Nitza Spiro Hebrew Studies

Registered Charity No 1070926

SHANGHAI MILLIONAIRE-SILAS AARON HARDOON (1851-1931) JEWS IN CHINA

The Third Lecture of Dr. Maisie Meyer's Mini Series on the Jews of China.

A monopoly set named "Shanghai Millionaire" highlights how influential Silas Aaron Hardoon was. Numerous photographs, newspaper articles and biographical accounts animate this celebrity. We trace his mercurial rise from a lowly employee in David Sassoon's firm on a pitiful salary of 12 shillings a week to becoming a billionaire. We have a glimpse of the palatial pagoda-roofed home where he lived with his Eurasian Buddhist wife Luo Jialing (Liza). Its forty acre garden incorporated a Buddhist temple and retreats for Buddhist nuns. We get acquainted with his ten adopted children of various nationalities and Hardoon's determination to bring them up as Jews.
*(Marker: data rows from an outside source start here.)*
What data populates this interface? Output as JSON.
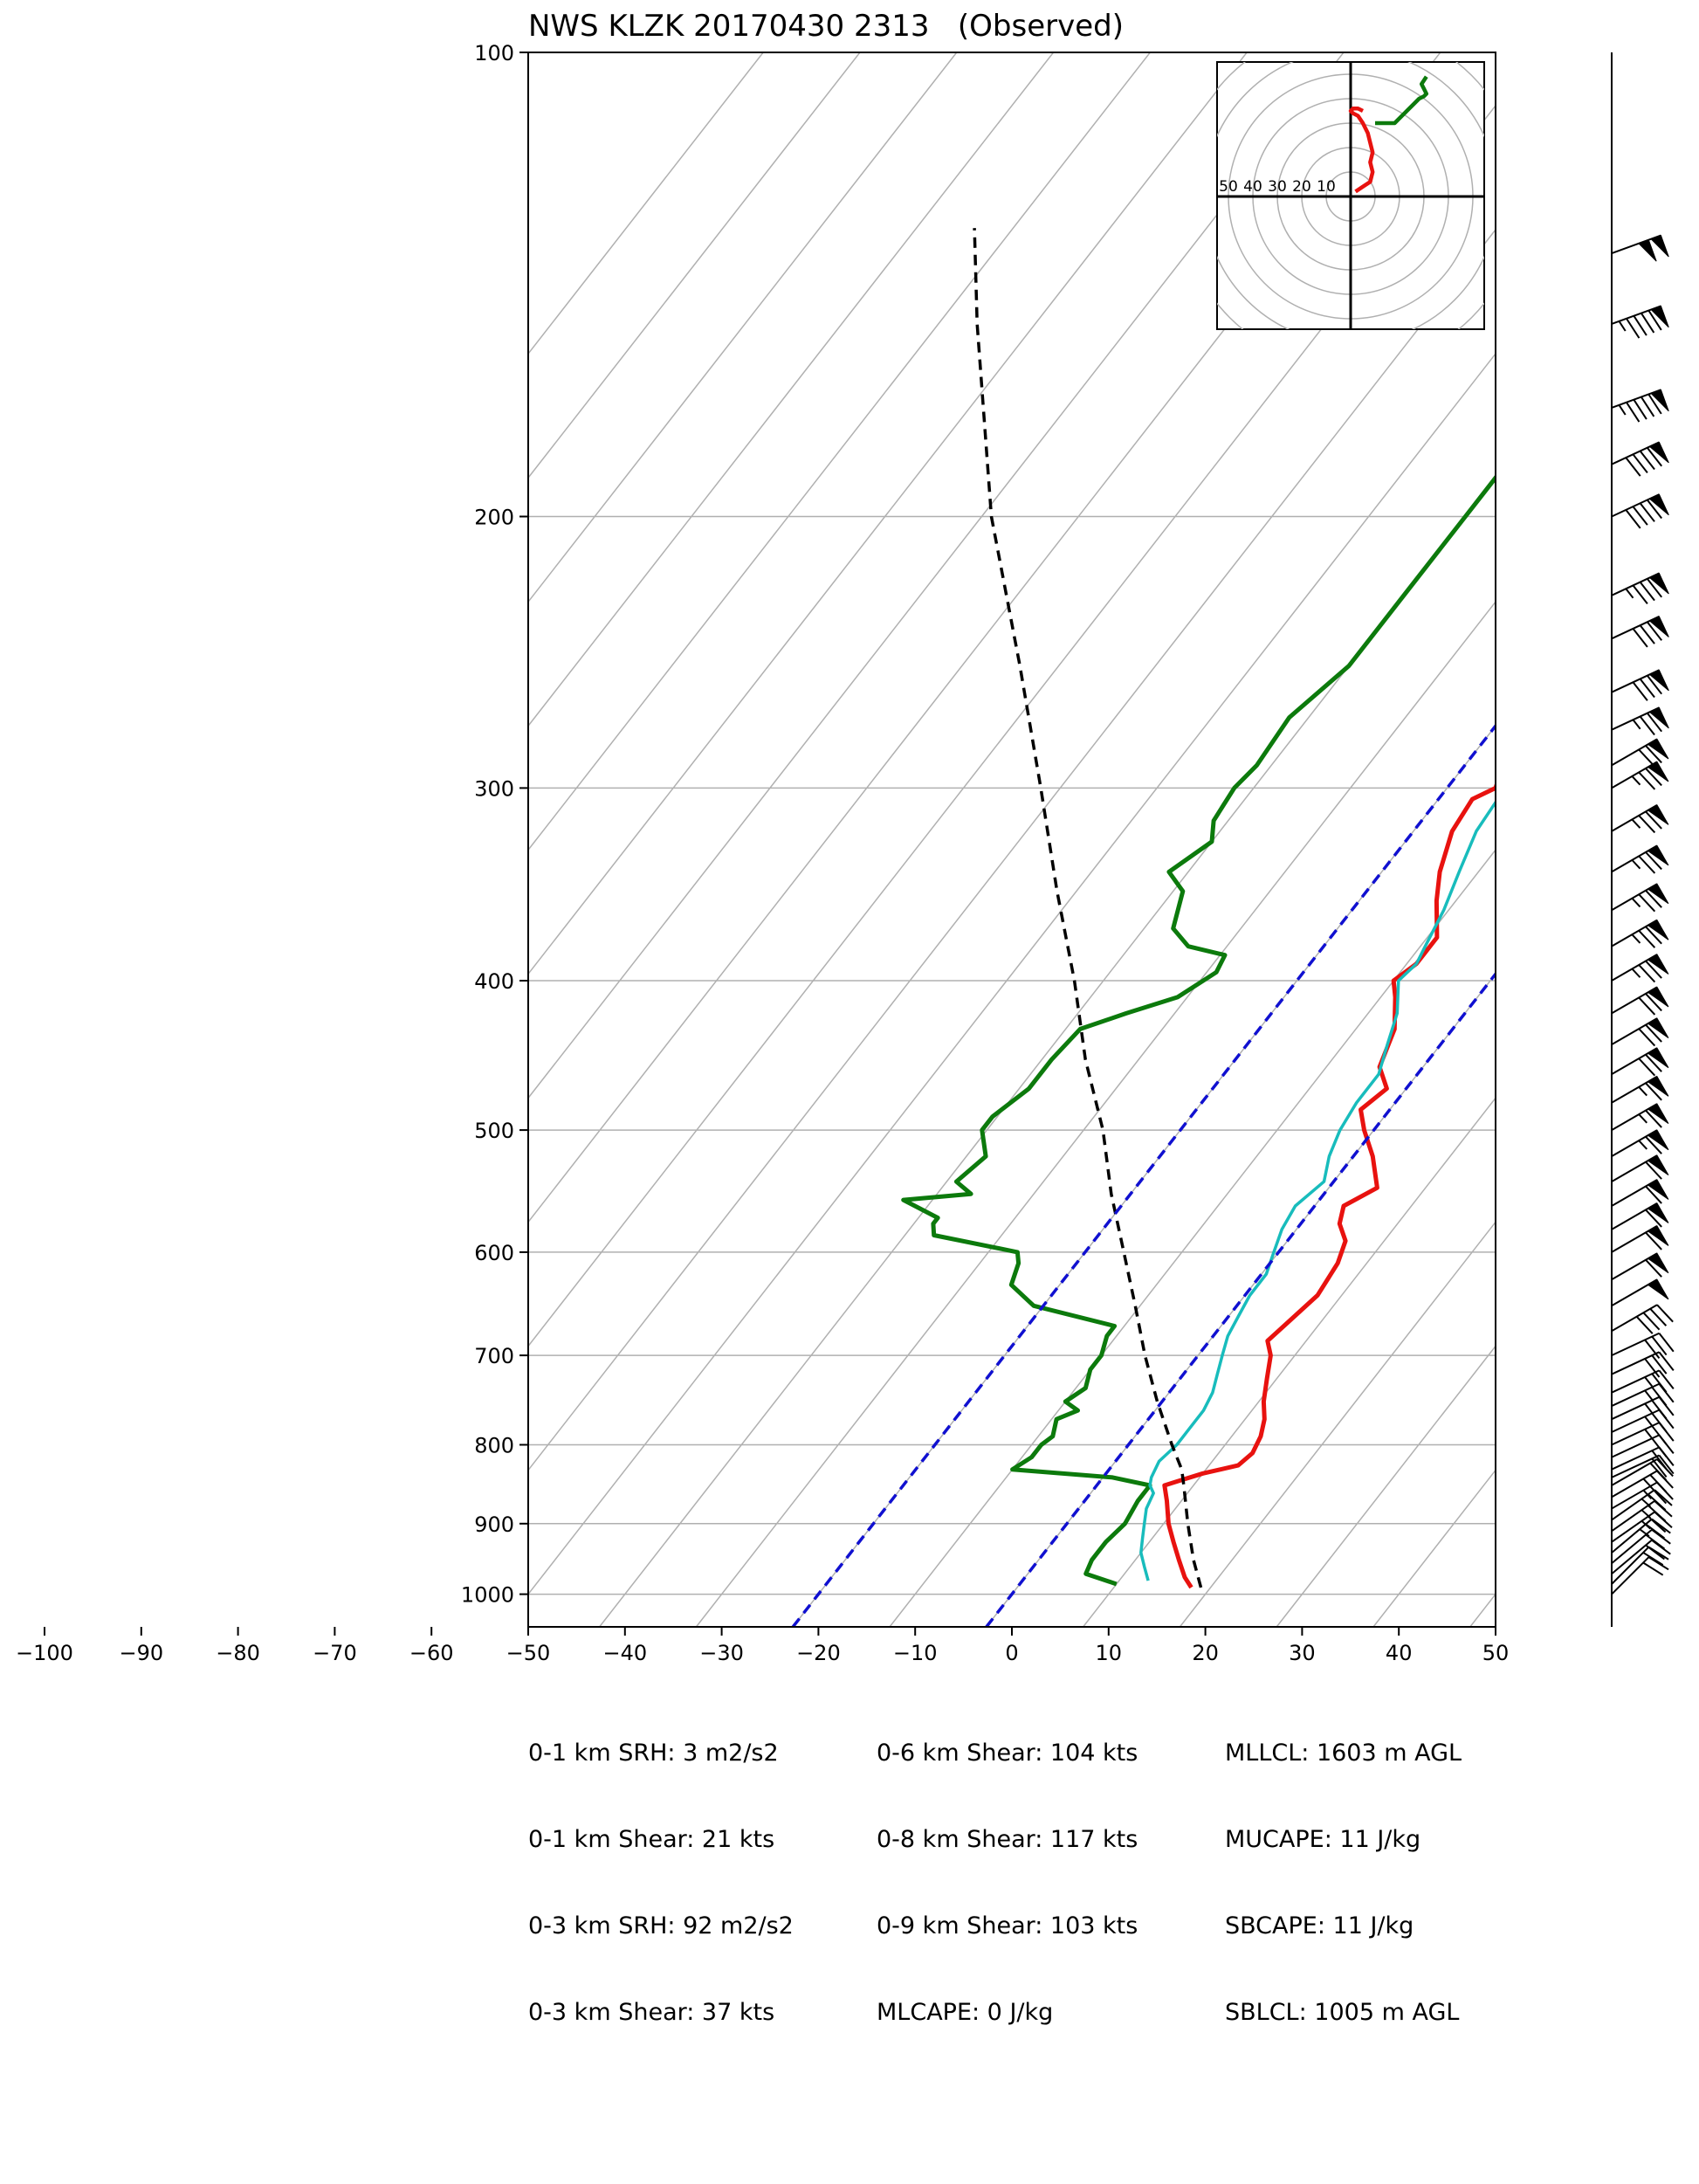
{
  "chart_data": {
    "type": "line",
    "title": "NWS KLZK 20170430 2313   (Observed)",
    "xlabel": "",
    "ylabel": "",
    "x_ticks": [
      "−100",
      "−90",
      "−80",
      "−70",
      "−60",
      "−50",
      "−40",
      "−30",
      "−20",
      "−10",
      "0",
      "10",
      "20",
      "30",
      "40",
      "50"
    ],
    "y_ticks": [
      "100",
      "200",
      "300",
      "400",
      "500",
      "600",
      "700",
      "800",
      "900",
      "1000"
    ],
    "xlim": [
      -50,
      50
    ],
    "ylim": [
      1050,
      100
    ],
    "y_scale": "log",
    "skew": "skew-T log-p",
    "colors": {
      "temperature": "#e8120f",
      "dewpoint": "#0c7a0c",
      "wetbulb": "#18bcbc",
      "parcel": "#000000",
      "dry_adiabat": "#1010d0",
      "grid": "#b0b0b0"
    },
    "series": [
      {
        "key": "temperature",
        "p": [
          990,
          975,
          950,
          925,
          900,
          870,
          850,
          845,
          835,
          825,
          810,
          790,
          770,
          750,
          725,
          700,
          685,
          670,
          640,
          610,
          590,
          575,
          560,
          545,
          520,
          500,
          485,
          470,
          455,
          430,
          410,
          400,
          390,
          375,
          355,
          340,
          320,
          305,
          300,
          290,
          270,
          255,
          240,
          220,
          200,
          190,
          175,
          160,
          150,
          140,
          125,
          115,
          108,
          100
        ],
        "T": [
          18,
          16.5,
          14.5,
          12.5,
          10.5,
          8.5,
          7,
          8,
          10,
          13,
          13.5,
          13,
          12,
          10.5,
          9,
          7.5,
          6,
          6.5,
          7.5,
          7,
          6,
          4,
          3,
          5,
          2,
          -1,
          -3,
          -2,
          -4.5,
          -6,
          -8.5,
          -10,
          -9,
          -9,
          -12,
          -14,
          -16,
          -16.5,
          -15,
          -16,
          -17,
          -17.5,
          -18,
          -19,
          -20,
          -20.5,
          -21,
          -23,
          -24,
          -25,
          -24,
          -22,
          -24,
          -25
        ]
      },
      {
        "key": "dewpoint",
        "p": [
          985,
          970,
          950,
          925,
          900,
          870,
          850,
          840,
          830,
          815,
          800,
          790,
          770,
          760,
          750,
          735,
          715,
          700,
          680,
          670,
          650,
          630,
          610,
          600,
          585,
          575,
          570,
          555,
          550,
          540,
          520,
          500,
          490,
          470,
          450,
          430,
          420,
          410,
          395,
          385,
          380,
          370,
          350,
          340,
          325,
          315,
          300,
          290,
          270,
          250,
          225,
          200,
          180,
          160,
          145,
          130,
          125,
          115,
          110,
          100
        ],
        "T": [
          10,
          6,
          5.5,
          5.5,
          6,
          5.5,
          5.5,
          1,
          -10,
          -9,
          -9,
          -8.5,
          -9.5,
          -8,
          -10,
          -9,
          -10,
          -10,
          -11,
          -11,
          -21,
          -25,
          -26,
          -27,
          -37,
          -38,
          -38,
          -43,
          -36.5,
          -39,
          -38,
          -40.5,
          -40.5,
          -39,
          -39,
          -38.5,
          -35,
          -31,
          -29,
          -29.5,
          -34,
          -37,
          -39,
          -42,
          -40,
          -41.5,
          -42,
          -41.5,
          -42,
          -40,
          -40,
          -40,
          -40,
          -40.5,
          -40.5,
          -40.5,
          -38.5,
          -35,
          -33.5,
          -35
        ]
      },
      {
        "key": "wetbulb",
        "p": [
          980,
          960,
          940,
          920,
          900,
          880,
          860,
          850,
          840,
          820,
          800,
          780,
          760,
          740,
          720,
          700,
          680,
          660,
          640,
          620,
          600,
          580,
          560,
          540,
          520,
          500,
          480,
          460,
          440,
          420,
          400,
          390,
          380,
          360,
          340,
          320,
          300,
          290,
          280,
          270,
          260,
          250,
          240,
          220,
          200,
          185,
          170,
          160,
          150,
          140,
          130,
          125,
          120,
          115,
          110,
          105,
          100
        ],
        "T": [
          13,
          11.5,
          10,
          9,
          8,
          7,
          6.5,
          5.5,
          5,
          4.5,
          5,
          5,
          5,
          4.5,
          3.5,
          2.5,
          1.5,
          1,
          0.5,
          0.5,
          -0.5,
          -1.5,
          -2,
          -1,
          -2.5,
          -3.5,
          -4,
          -4,
          -5.5,
          -7,
          -9.5,
          -9,
          -9.5,
          -10.5,
          -12,
          -13.5,
          -14,
          -14,
          -15,
          -16.5,
          -17.5,
          -18,
          -18,
          -18.5,
          -19.5,
          -20,
          -21,
          -22,
          -23,
          -24,
          -25,
          -25,
          -24.5,
          -22,
          -24.5,
          -25.5,
          -26
        ]
      },
      {
        "key": "parcel",
        "p": [
          990,
          950,
          900,
          850,
          830,
          800,
          750,
          700,
          650,
          600,
          550,
          500,
          450,
          400,
          350,
          300,
          250,
          200,
          150,
          130
        ],
        "T": [
          19,
          16,
          12.5,
          9,
          7.5,
          4.5,
          -0.5,
          -5.5,
          -10.5,
          -16,
          -22,
          -28,
          -35.5,
          -43,
          -52,
          -62,
          -74,
          -89,
          -106,
          -114
        ]
      },
      {
        "key": "dry_adiabat_1",
        "p": [
          1050,
          100
        ],
        "T": [
          -20,
          -20
        ]
      },
      {
        "key": "dry_adiabat_2",
        "p": [
          1050,
          100
        ],
        "T": [
          0,
          0
        ]
      }
    ],
    "hodograph": {
      "ring_labels": [
        "50",
        "40",
        "30",
        "20",
        "10"
      ],
      "rings": [
        10,
        20,
        30,
        40,
        50
      ],
      "traces": [
        {
          "key": "temperature",
          "u": [
            2,
            5,
            8,
            9,
            8,
            9,
            8,
            7,
            5,
            3,
            1,
            0,
            1,
            3,
            5
          ],
          "v": [
            2,
            4,
            6,
            10,
            14,
            18,
            22,
            26,
            30,
            33,
            34,
            35,
            36,
            36,
            35
          ]
        },
        {
          "key": "dewpoint",
          "u": [
            10,
            14,
            18,
            20,
            23,
            26,
            28,
            30,
            31,
            30,
            29,
            31
          ],
          "v": [
            30,
            30,
            30,
            32,
            35,
            38,
            40,
            41,
            42,
            44,
            46,
            49
          ]
        }
      ]
    },
    "wind_barbs": {
      "p": [
        1000,
        985,
        970,
        955,
        940,
        925,
        910,
        895,
        880,
        865,
        850,
        840,
        830,
        815,
        800,
        785,
        770,
        755,
        740,
        720,
        700,
        675,
        650,
        625,
        600,
        580,
        560,
        540,
        520,
        500,
        480,
        460,
        440,
        420,
        400,
        380,
        360,
        340,
        320,
        300,
        290,
        275,
        260,
        240,
        225,
        200,
        185,
        170,
        150,
        135
      ],
      "spd": [
        20,
        20,
        20,
        20,
        25,
        25,
        25,
        25,
        25,
        25,
        20,
        20,
        20,
        20,
        25,
        25,
        25,
        25,
        25,
        30,
        30,
        40,
        50,
        60,
        60,
        60,
        60,
        60,
        65,
        65,
        65,
        70,
        70,
        70,
        75,
        75,
        75,
        75,
        75,
        75,
        70,
        75,
        80,
        80,
        85,
        90,
        90,
        95,
        95,
        100
      ],
      "dir": [
        225,
        225,
        230,
        230,
        230,
        235,
        235,
        235,
        240,
        240,
        240,
        245,
        245,
        245,
        245,
        245,
        245,
        245,
        245,
        245,
        245,
        240,
        240,
        240,
        240,
        240,
        240,
        240,
        240,
        240,
        240,
        240,
        240,
        240,
        240,
        240,
        240,
        240,
        240,
        240,
        240,
        245,
        245,
        245,
        245,
        245,
        245,
        250,
        250,
        250
      ]
    }
  },
  "stats": {
    "col1": [
      "0-1 km SRH: 3 m2/s2",
      "0-1 km Shear: 21 kts",
      "0-3 km SRH: 92 m2/s2",
      "0-3 km Shear: 37 kts"
    ],
    "col2": [
      "0-6 km Shear: 104 kts",
      "0-8 km Shear: 117 kts",
      "0-9 km Shear: 103 kts",
      "MLCAPE: 0 J/kg"
    ],
    "col3": [
      "MLLCL: 1603 m AGL",
      "MUCAPE: 11 J/kg",
      "SBCAPE: 11 J/kg",
      "SBLCL: 1005 m AGL"
    ]
  }
}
Newspaper articles reveal that he was invited by the Chinese Government to visit the Forbidden City, where he was accorded an armed escort and invited to lunch with the boy ex-Emperor and Empress. Intriguingly, Hardoon combined a grand style of living with severe austerity. On a cold day he would sit at his desk bundled in his overcoat.

We discover why Hardoon wa awarded twelve decorations for his philanthropy and that his name passed into Chinese legend as one of the few foreigners in Shanghai who valued Chinese culture. Hardoon donated to the community the monumental Beth Aaron Synagogue at a cost of roughly $3,900,000 in today's value, which in time served as a refuge for students of the Mir Yeshiva fleeing Nazi Europe..

Hardoon died at the age of 80, in June 1931. Although he wished to be buried in accordance with Jewish rites, pictures illustrate that his funeral was a mish mash of Buddhist, Jewish, and Taoist rites. It is difficult to exaggerate the indignation felt by some members of the community when they discovered that Hardoon had left his entire fortune, a staggering 150 million dollars to Liza. His enormous fortune, which included most of the prestigious sites in the Foreign Concessions was coveted. Wires were kept hot with claims by relatives from Bagdad, Basra and Bombay to Shanghai. Newspaper articles bring to life the sensational legal battle in the British Supreme Court for China for Hardoon's 150 million dollar estate, roughly $1,800 million today.